After some research I found that the value of pg_class.reltuples for FTS GIN
index could have two different values with 2 order magnitude difference
between them depends of what had been performed last on the table
(auto)vacuum (with index cleanup) or (auto)analyze.
Now what I have on production:
analyze verbose processor_callbacks;
select count(*) from processor_callbacks;
count
----------
33439573
select reltuples from pg_class where relname='payload_index';
reltuples
---------------
3.3456344e+07
So far seems ok... now after:
VACUUM (verbose, INDEX_CLEANUP ON) "public"."processor_callbacks";
the database produce:
select reltuples from pg_class where relname='payload_index';
reltuples
---------------
3.5565809e+09
After analyze verbose processor_callbacks; value return to original
value:
analyze processor_callbacks;
select reltuples from pg_class where relname='payload_index';
reltuples
---------------
3.3622728e+07
Every time I run analyze on the table - I have 3.3e+07 reltupes for this
index,
every time I run VACUUM (INDEX_CLEANUP ON) on the table - I have 3.5e+09
reltupes for this index (e.g. issue absolutely repeatable).

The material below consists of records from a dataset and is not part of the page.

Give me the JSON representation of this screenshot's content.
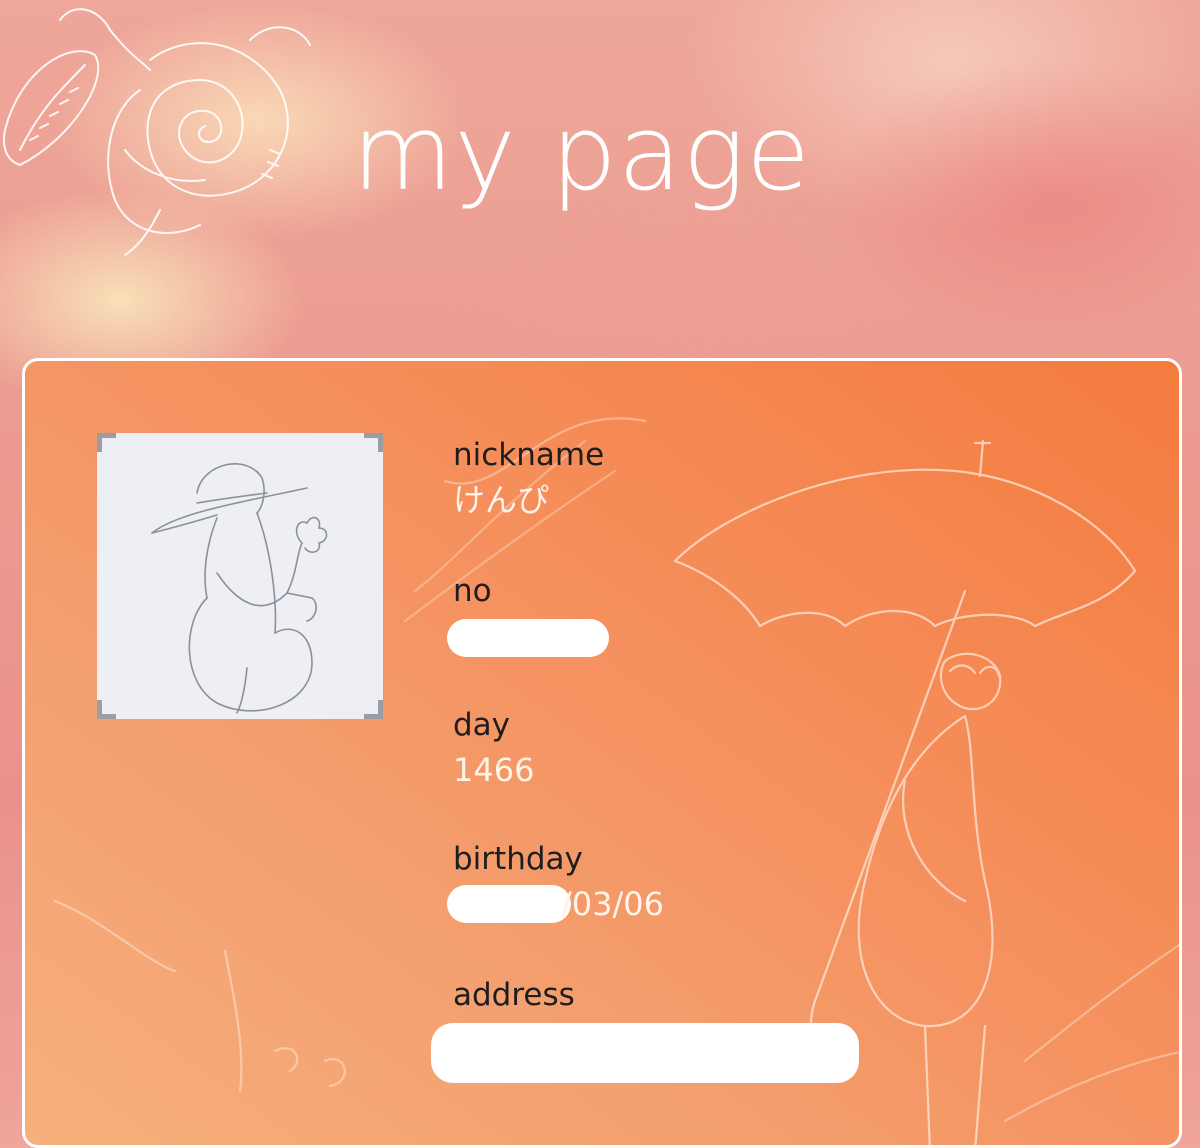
{
  "page": {
    "title": "my page",
    "decoration_icon": "rose-sketch-icon"
  },
  "card": {
    "avatar_icon": "hat-figure-sketch-icon",
    "background_art_icon": "umbrella-figure-sketch-icon",
    "fields": {
      "nickname": {
        "label": "nickname",
        "value": "けんぴ"
      },
      "no": {
        "label": "no",
        "value": ""
      },
      "day": {
        "label": "day",
        "value": "1466"
      },
      "birthday": {
        "label": "birthday",
        "value": "/03/06"
      },
      "address": {
        "label": "address",
        "value": ""
      }
    }
  },
  "colors": {
    "card_gradient_start": "#f6b07c",
    "card_gradient_end": "#f47b3e",
    "value_text": "#fff3ea",
    "label_text": "#1e1e1e"
  }
}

The table (and index) structure:
\d+ processor_callbacks
Table
"public.processor_callbacks"
Column | Type | Collation | Nullable |
Default | Storage | Compression | Stats target |
Description
-----------------+-----------------------------+-----------+----------+----------------------------------+----------+-------------+--------------+-------------
id | integer | | not null |
generated by default as identity | plain | | |
...
payload | json | | not null |
| extended | | |
Indexes:
"processor_callbacks_pkey" PRIMARY KEY, btree (id)
"payload_index" gin (to_tsvector('english'::regconfig, payload ->>
'params'::text))
...
I think first value better represents realty, but second on could have sense
as well (depend of how to define "tupes" in GIN index I suspect),
however both of them cannot be correct in same time.
While testing on small sample of 100rows I wasn't able to reproduce that
behavior, but it easily reproducible with vacuum full:
create table test as select payload from processor_callbacks order by id
desc limit 100;
create index test_gin on test USING GIN (to_tsvector('english'::regconfig,
payload ->> 'params'::text));
analyze test;
select reltuples from pg_class where relname='test_gin';
reltuples
-----------
100
vacuum FULL test;
select reltuples from pg_class where relname='test_gin';
reltuples
-----------
15834
analyze test;
select reltuples from pg_class where relname='test_gin';
reltuples
-----------
100
And so on...
PS:
I suspect that the issue could be related to the following discussion:
https://www.postgresql.org/message-id/flat/CAD21AoAA7%2BETUJo%3Dj2L8KAdKF8Q9_5uqwNx6H8rucFm6aRZSBA%40mail.gmail.com#2f06043f394a835c993ebf23a2af1183
Kind Regards,
Maxim